The Marans, , is a French breed of dual-purpose chicken, reared both for meat and for its dark brown eggs. It originated in or near the port town of Marans, in the département of Charente-Maritime, in the Nouvelle-Aquitaine region of south-western France.

The eggs are of a rich brown, varying from mahogany to chocolate; only one other chicken breed, the Penedesenca of Catalonia, has such a dark egg.

History 

The Marans originated in – and is named for – the town of Marans, in the département of Charente-Maritime, in the Nouvelle-Aquitaine region of south-western France.

It was created with the local feral chickens descended from fighting game chickens carried from Indonesia and India. Those original Marandaise fowl were "improved" for the table through recombination with imported Croad Langshans.

It was first shown in La Rochelle in 1914 under the name  or 'local chicken'. A breed society was formed in 1929, and in 1931 the first breed standard was drawn up.

Several clutches of fertile eggs were imported to the United Kingdom in or soon after 1929 by Charles Kelvynge Greenway, the second Baron Greenway, and some were hatched. However, it is not certain that the Marans – with unfeathered shanks – shown by Lord Greenway at the Crystal Palace in 1934 descended even partly from this French stock. According to the Poultry Club of Great Britain, the British Marans derives from cross-breeding of a variety of breeds including the Braekel, the Coucou de Malines, the Coucou de Rennes, the Croad Langshan, the Gâtinaise, the Faverolles and the barred Plymouth Rock. It may be a distinct breed, unconnected to the French Marans.

Characteristics 

Ten colours are recognised in the French breed standard for large fowl: white, wheaten, silver cuckoo, golden cuckoo, black, copper-black, silver-black, copper-blue, black-tailed buff and Columbian. Bantam colours are black, white, copper-black and silver cuckoo. Fourteen colours are listed by the Entente Européenne. The British type, with unfeathered legs, is not recognised in France.
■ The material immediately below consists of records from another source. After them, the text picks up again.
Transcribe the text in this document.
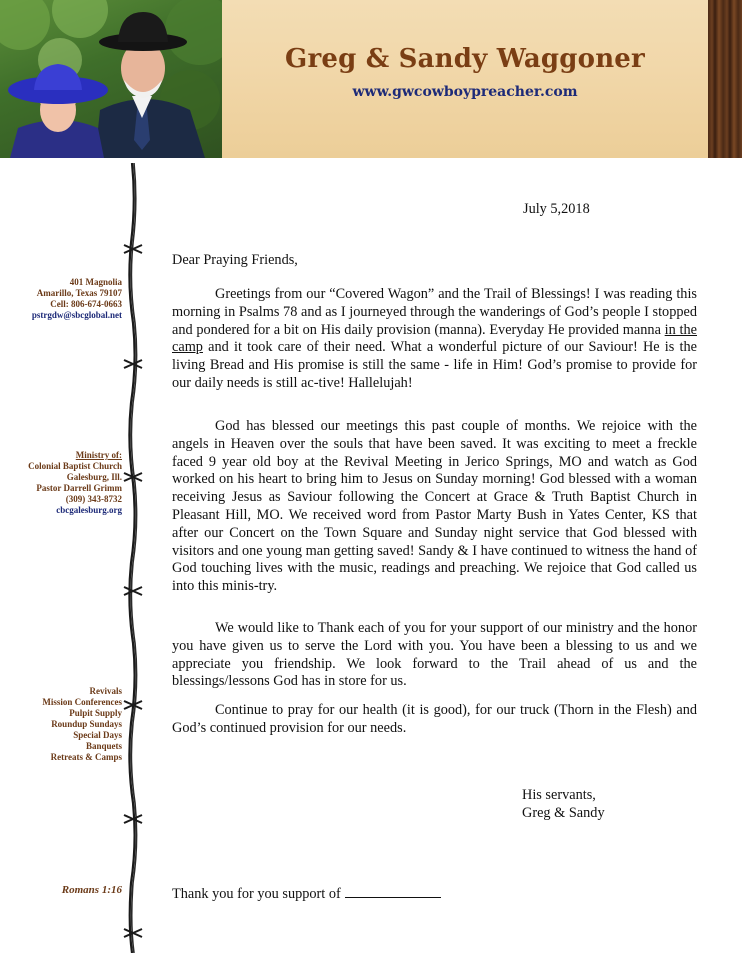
Greg & Sandy Waggoner
www.gwcowboypreacher.com
401 Magnolia
Amarillo, Texas 79107
Cell: 806-674-0663
pstrgdw@sbcglobal.net
Ministry of:
Colonial Baptist Church
Galesburg, Ill.
Pastor Darrell Grimm
(309) 343-8732
cbcgalesburg.org
Revivals
Mission Conferences
Pulpit Supply
Roundup Sundays
Special Days
Banquets
Retreats & Camps
Romans 1:16
July 5,2018
Dear Praying Friends,

Greetings from our “Covered Wagon” and the Trail of Blessings! I was reading this morning in Psalms 78 and as I journeyed through the wanderings of God’s people I stopped and pondered for a bit on His daily provision (manna). Everyday He provided manna in the camp and it took care of their need. What a wonderful picture of our Saviour! He is the living Bread and His promise is still the same - life in Him! God’s promise to provide for our daily needs is still ac-tive! Hallelujah!

God has blessed our meetings this past couple of months. We rejoice with the angels in Heaven over the souls that have been saved. It was exciting to meet a freckle faced 9 year old boy at the Revival Meeting in Jerico Springs, MO and watch as God worked on his heart to bring him to Jesus on Sunday morning! God blessed with a woman receiving Jesus as Saviour following the Concert at Grace & Truth Baptist Church in Pleasant Hill, MO. We received word from Pastor Marty Bush in Yates Center, KS that after our Concert on the Town Square and Sunday night service that God blessed with visitors and one young man getting saved! Sandy & I have continued to witness the hand of God touching lives with the music, readings and preaching. We rejoice that God called us into this minis-try.

We would like to Thank each of you for your support of our ministry and the honor you have given us to serve the Lord with you. You have been a blessing to us and we appreciate you friendship. We look forward to the Trail ahead of us and the blessings/lessons God has in store for us.

Continue to pray for our health (it is good), for our truck (Thorn in the Flesh) and God’s continued provision for our needs.

His servants,
Greg & Sandy
Thank you for you support of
In the United Kingdom five colours are recognised: black, dark cuckoo, golden cuckoo and silver cuckoo, with unfeathered shanks; and copper-black, with feathered shanks.

They should have orange eyes. The shanks are usually slate or pink, the soles of the feet should always be white as Marans have white skin, not yellow. Though the original Marans could also be feather-legged birds, British breeders preferred the clean-legged version, and thus feather-legged Marans are now mainly found in France and the United States. The Australian Poultry Standard recognises both feather- and clean-legged. The American Poultry Association only recognises feather-legged.

Use 

Marans hens lay around 150–200 dark brown eggs each year depending on the variety. Marans are historically a dual-purpose bird, prized not only for their dark eggs but for their table qualities as well.